How Memory Recall Agent handles a Memory Tasks Suite episode

  1. 01

    Pixel Input

    Memory Recall Agent (MRA) receives rendered observations and passes them through the convolutional residual network to produce embeddings xt used throughout the architecture.

  2. 02

    Working Memory

    The LSTM working memory ingests xt and the episodic read vector mt, updating its hidden state ht that drives policy and value predictions.

  3. 03

    Episodic Memory

    Memory Recall Agent (MRA) forms keys from xt and ht, writes (pi, vi, ki) into the slot‑based episodic memory, and reads nearest neighbors using dot‑product attention.

  4. 04

    Contrastive Predictive Coding

    Using ht and future embeddings xt+τ, Memory Recall Agent (MRA) applies the CPC auxiliary loss with jumpy backpropagation to learn predictive representations that improve long‑range generalization.

KEY CONTRIBUTIONS

Key Contributions

  • 01

    Memory Tasks Suite for working and episodic memory

    Memory Recall Agent (MRA) is evaluated on a suite of 13 tasks with scale and stimulus splits, including Arbitrary Visuomotor Mapping and Spot the Difference variants.

  • 02

    Memory Recall Agent architecture

    Memory Recall Agent (MRA) integrates an LSTM working memory, a slot‑based episodic memory, CPC, and jumpy backpropagation on top of IMPALA for long‑range credit assignment.

  • 03

    Ablations of memory components and losses

    Memory Recall Agent (MRA) is compared against 10 ablations, showing when episodic memory, CPC, and jumpy backpropagation help training and holdout generalization differently across tasks.

RESULTS

By the Numbers

Human normalized score

superhuman on Visible Goal Procedural Maze

LSTM + MEM exceeds human baseline on this task

Human normalized score

superhuman on Transitive Inference

LSTM + MEM surpasses human baseline in train and holdout

Task count

13 tasks

covers PsychLab, Spot the Difference, Goal Navigation, Transitive Inference

Ablation variants

10 models

vary working memory, MEM, CPC or reconstruction, and jumpy backpropagation

The benchmark is the Memory Tasks Suite with train, holdout‑interpolate, and holdout‑extrapolate levels, testing memory‑specific generalization. The main result shows Memory Recall Agent (MRA) achieves the best average human‑normalized performance across tasks compared to LSTM‑only IMPALA and other ablations.

BENCHMARK

Average normalized scores across tasks for key ablations

Relative ranking of Memory Recall Agent (MRA) versus LSTM‑only IMPALA and other ablations, as summarized in the heatmap of human‑normalized scores.

KEY INSIGHT

The Counterintuitive Finding

Memory Recall Agent (MRA) plus episodic memory and CPC shows a synergistic boost, where the combined gain exceeds the sum of individual gains on several tasks.

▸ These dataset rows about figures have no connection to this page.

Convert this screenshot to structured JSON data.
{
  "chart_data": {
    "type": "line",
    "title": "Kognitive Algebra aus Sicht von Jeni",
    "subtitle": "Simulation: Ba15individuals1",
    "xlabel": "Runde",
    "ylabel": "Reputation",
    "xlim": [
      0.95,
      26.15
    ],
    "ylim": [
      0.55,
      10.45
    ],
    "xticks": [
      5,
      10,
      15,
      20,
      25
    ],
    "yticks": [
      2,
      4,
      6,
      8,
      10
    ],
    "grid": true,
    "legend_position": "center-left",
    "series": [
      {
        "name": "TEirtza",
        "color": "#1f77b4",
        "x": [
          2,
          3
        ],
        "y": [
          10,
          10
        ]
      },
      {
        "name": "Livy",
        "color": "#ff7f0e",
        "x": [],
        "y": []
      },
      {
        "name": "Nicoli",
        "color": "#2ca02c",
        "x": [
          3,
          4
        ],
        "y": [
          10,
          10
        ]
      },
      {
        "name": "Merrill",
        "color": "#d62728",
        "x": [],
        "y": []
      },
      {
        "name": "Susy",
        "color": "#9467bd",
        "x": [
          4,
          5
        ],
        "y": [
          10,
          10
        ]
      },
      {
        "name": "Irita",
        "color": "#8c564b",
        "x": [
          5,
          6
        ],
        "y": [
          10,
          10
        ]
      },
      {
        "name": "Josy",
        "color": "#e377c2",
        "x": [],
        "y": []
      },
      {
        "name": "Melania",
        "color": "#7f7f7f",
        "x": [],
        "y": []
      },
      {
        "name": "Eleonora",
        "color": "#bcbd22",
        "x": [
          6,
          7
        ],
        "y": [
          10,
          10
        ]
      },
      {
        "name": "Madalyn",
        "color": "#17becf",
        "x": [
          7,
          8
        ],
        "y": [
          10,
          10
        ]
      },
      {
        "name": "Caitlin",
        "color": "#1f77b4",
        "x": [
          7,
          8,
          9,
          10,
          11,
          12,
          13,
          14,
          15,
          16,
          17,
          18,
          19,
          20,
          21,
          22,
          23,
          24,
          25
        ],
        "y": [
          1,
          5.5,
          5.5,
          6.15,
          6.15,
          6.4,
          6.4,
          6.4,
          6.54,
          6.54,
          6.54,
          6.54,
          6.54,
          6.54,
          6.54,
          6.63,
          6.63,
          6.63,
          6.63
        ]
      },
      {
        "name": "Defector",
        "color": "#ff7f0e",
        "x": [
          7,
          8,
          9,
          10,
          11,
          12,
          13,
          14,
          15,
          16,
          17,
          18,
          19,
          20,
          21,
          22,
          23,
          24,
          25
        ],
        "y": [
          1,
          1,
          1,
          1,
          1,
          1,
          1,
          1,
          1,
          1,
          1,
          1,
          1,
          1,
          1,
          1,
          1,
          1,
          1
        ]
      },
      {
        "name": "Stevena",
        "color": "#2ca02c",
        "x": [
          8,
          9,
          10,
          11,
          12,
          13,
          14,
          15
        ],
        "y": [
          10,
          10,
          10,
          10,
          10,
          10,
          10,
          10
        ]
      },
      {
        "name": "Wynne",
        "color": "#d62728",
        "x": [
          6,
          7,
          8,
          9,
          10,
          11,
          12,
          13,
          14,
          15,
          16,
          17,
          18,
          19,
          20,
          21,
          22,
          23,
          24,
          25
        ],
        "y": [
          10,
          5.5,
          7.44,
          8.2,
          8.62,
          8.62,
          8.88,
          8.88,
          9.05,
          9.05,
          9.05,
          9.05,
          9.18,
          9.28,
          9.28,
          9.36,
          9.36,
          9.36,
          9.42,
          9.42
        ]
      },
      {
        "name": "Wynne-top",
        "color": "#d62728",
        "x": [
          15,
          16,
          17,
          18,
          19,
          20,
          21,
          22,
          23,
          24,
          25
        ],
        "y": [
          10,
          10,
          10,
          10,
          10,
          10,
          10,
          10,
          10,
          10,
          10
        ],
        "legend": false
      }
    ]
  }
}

This is surprising because one might expect episodic memory and auxiliary loss to provide mostly redundant benefits, rather than compounding improvements across training and holdout.

WHY IT MATTERS

What this unlocks for the field

Memory Recall Agent (MRA) demonstrates that combining working memory, episodic memory, and predictive auxiliary losses can systematically improve memory‑specific generalization in reinforcement learning.

Builders can now design agents that retain and reuse experiences across long delays and changing stimuli, moving closer to human‑like memory abilities in complex environments.